To be sure that everything is perfectly clear for you, we propose you to answer the following questions and to discuss your answers with the other participants to the course or directly with the teacher.
Why is it important to implement the pseudo-absence, other that the presences (i.e., the observations) in a data-driven modelization?
What is the difference between a numerical and a categorical variable? Give some examples of both types.
Which is the values of the OOB estimate error rate of your model? Which parameters you can change to try to reduce it? Be brave and do it (i.e., change the values for ntree and mtry, than analyse which values for the AUC you obtain and which model perform better.
Which are the three most important variables of your model (based on the MDA)?
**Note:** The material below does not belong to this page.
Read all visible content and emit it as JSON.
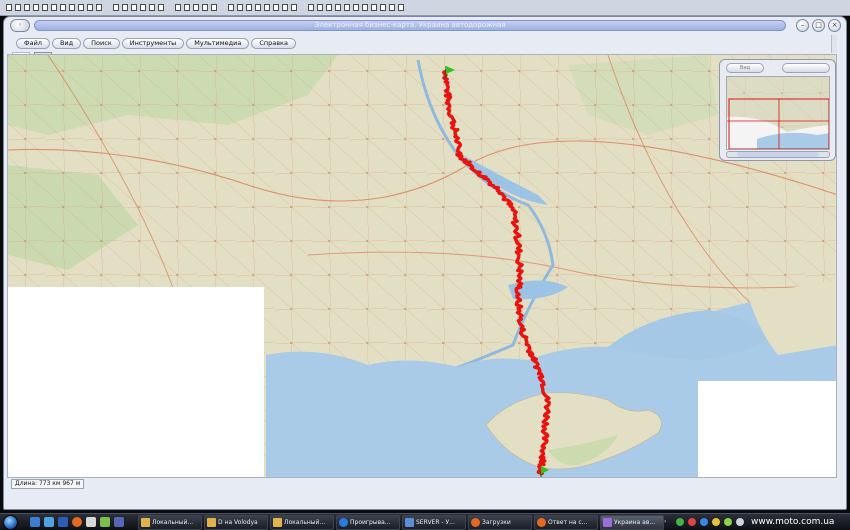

What is the slope value (or range of values) that gives the highest probability of landslides occurrence? And for the geology, which are the most important classes?
In a model seeking to estimate the vulnerability to wildfire, which is the dependent variable and which can be the independent variables? The reading of the paper @tonini_evolution_2017, which inspired this lab, can help you in in this task.